The federal government has lowered its forecast for growth and will make $16.4 billion in new savings over four years to return the budget to surplus.
Treasurer Wayne Swan on Monday released an update to the May 2012/13 budget, laying out changes to the baby bonus and the way big companies pay tax as well as further reforms to private health insurance.
Mr Swan said while Australia's economic fundamentals remain strong, worsening global conditions have cut almost $22 billion from tax receipts over the forward estimates and $4 billion alone in 2012/13.
"The weaker global outlook and lower than expected commodity prices, along with the general easing of price pressures in the economy, are again slowing the recovery in tax revenue," Mr Swan said in a statement.
The domestic growth forecast has been cut since the May budget.
Real gross domestic product (GDP) is now forecast to grow at around trend at three per cent in 2012/13 and 2013/14.
This is a downgrade of one quarter of percentage point since the May budget.
Australia's terms of trade is also forecast to worsen, declining by eight per cent this financial year compared to a previous forecast fall of 5.75 per cent.
But unemployment rate is expected to remain low at 5.5 per cent in 2012/13 and 2013/14, while inflation is likely to remain well contained.
"The government has responded to the more challenging global outlook by delivering $16.4 billion in new savings over the forward estimates," Mr Swan said.
"These savings strike the right balance, minimising any impact on the economy and on the community's most vulnerable, while still maintaining strong public finances."
The government has cut its forecast surplus for this financial year to $1.1 billion, from $1.5 billion.
But it has raised the surplus for 2013/14 to $2.2 billion, from $2 billion.
As part of its savings measures, private health insurance (PHI) rebate costs will be reformed further.
From April 1 2014, the premium to which the rebate is applied will move in line with the consumer price index, or the commercial premium increase, whichever is lower.
The rebate as it currently applies will remain unchanged.
Mr Swan said this will save about $700 million over the forward estimates and ensure the rebate remains on a sustainable footing.
Further long-term savings include changes to the Baby Bonus and removal of concessional treatment for 'in-house' fringe benefits accessed through a salary sacrifice arrangement.
There will also be changes to the way large companies pay their tax, moving from quarterly to monthly instalments.

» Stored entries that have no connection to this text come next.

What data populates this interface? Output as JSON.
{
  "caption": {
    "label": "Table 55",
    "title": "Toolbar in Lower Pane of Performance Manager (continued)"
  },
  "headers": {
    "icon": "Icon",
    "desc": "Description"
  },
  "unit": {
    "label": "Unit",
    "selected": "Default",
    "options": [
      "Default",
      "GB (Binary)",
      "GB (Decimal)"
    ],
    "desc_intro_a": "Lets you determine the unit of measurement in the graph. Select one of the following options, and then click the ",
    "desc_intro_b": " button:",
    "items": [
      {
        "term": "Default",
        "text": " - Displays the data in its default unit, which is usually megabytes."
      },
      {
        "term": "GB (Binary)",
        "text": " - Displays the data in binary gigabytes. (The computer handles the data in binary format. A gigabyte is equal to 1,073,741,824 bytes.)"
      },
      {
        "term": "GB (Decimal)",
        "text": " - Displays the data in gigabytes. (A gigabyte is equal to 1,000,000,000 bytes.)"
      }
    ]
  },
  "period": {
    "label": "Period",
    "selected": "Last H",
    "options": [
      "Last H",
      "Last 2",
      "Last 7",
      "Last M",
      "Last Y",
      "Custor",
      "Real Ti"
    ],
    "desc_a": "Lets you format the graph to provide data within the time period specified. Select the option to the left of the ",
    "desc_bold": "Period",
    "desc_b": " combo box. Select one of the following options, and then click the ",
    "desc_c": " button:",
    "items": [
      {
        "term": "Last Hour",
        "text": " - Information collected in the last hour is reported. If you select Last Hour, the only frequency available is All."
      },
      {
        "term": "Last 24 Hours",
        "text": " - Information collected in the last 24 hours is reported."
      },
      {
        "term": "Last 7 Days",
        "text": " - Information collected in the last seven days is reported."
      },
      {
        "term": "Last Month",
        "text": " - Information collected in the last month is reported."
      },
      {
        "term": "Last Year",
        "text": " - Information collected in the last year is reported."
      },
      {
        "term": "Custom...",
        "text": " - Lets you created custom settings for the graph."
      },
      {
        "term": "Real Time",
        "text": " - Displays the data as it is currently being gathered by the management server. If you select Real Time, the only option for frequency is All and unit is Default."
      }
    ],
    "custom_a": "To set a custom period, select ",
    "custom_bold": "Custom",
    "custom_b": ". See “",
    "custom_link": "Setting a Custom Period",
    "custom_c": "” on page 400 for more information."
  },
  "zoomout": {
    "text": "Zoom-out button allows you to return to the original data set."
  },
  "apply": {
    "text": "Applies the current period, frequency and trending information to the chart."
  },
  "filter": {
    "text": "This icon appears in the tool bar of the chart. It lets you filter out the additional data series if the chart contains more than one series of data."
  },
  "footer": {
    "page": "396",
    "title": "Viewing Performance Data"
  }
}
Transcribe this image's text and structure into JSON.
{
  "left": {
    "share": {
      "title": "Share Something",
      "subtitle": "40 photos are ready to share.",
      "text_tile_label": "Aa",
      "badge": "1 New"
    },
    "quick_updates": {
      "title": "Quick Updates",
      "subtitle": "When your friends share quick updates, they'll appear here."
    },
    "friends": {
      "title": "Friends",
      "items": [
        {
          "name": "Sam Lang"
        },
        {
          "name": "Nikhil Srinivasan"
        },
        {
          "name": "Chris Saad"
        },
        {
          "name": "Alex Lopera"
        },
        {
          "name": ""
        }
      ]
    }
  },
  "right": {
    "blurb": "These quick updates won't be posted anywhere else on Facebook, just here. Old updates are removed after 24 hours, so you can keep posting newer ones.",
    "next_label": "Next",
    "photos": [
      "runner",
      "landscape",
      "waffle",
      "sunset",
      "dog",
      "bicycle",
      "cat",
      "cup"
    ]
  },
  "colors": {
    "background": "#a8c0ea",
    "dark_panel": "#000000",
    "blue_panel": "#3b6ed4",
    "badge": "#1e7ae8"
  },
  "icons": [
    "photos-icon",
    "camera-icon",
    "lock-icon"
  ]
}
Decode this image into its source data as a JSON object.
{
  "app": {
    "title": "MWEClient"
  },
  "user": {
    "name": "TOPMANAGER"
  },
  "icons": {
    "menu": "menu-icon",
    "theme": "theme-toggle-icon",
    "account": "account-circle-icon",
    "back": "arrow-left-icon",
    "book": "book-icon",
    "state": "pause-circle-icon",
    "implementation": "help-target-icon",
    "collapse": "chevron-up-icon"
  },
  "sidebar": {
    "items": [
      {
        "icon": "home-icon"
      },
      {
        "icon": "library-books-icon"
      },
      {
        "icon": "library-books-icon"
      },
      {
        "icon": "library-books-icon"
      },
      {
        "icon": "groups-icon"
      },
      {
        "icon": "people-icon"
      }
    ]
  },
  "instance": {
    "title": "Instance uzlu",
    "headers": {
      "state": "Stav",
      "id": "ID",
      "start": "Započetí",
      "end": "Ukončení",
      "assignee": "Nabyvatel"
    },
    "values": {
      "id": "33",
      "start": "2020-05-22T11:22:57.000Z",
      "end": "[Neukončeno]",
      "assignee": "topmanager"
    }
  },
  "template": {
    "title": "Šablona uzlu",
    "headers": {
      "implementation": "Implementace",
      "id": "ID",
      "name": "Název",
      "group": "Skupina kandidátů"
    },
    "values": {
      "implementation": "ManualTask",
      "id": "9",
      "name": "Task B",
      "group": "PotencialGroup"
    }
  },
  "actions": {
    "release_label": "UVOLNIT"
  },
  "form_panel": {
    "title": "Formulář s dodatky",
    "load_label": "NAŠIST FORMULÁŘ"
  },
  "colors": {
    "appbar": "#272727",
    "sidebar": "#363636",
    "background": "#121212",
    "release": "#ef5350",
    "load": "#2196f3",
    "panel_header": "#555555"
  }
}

The government said this will better align tax payments with the way businesses pay GST and make payments closer to when the income is earned, like wage and salary earners.
Mr Swan said because of the government's fiscal discipline, government payments as a share of the economy were projected to fall by 1.5 per cent in 2012/13 to 23.8 per cent.
"It is estimated that payments as a share of GDP will remain relatively stable over the forward estimates," he said.
"This is the longest period in which payments will remain at 24 per cent or less as a share of GDP in over 30 years."
Meanwhile, the government is still counting on the economy to continue to be underpinned by a surge in investment in the resources sector.
It also expects strong growth in commodity exports and solid household demand.
"Household consumption remains solid in aggregate and there are tentative signs that residential building activity may be starting to improve," the budget update said.
The key risks to Australia's economic outlook include a further escalation in the financial woes in Europe, a stalled US recovery and less than sustainable growth in China.
"Still, with a low unemployment rate, solid GDP growth, a strong financial sector, room to manoeuvre on monetary policy and strong public finances, Australia is well-placed to manage the effects of any further deterioration in the global economy," the update said.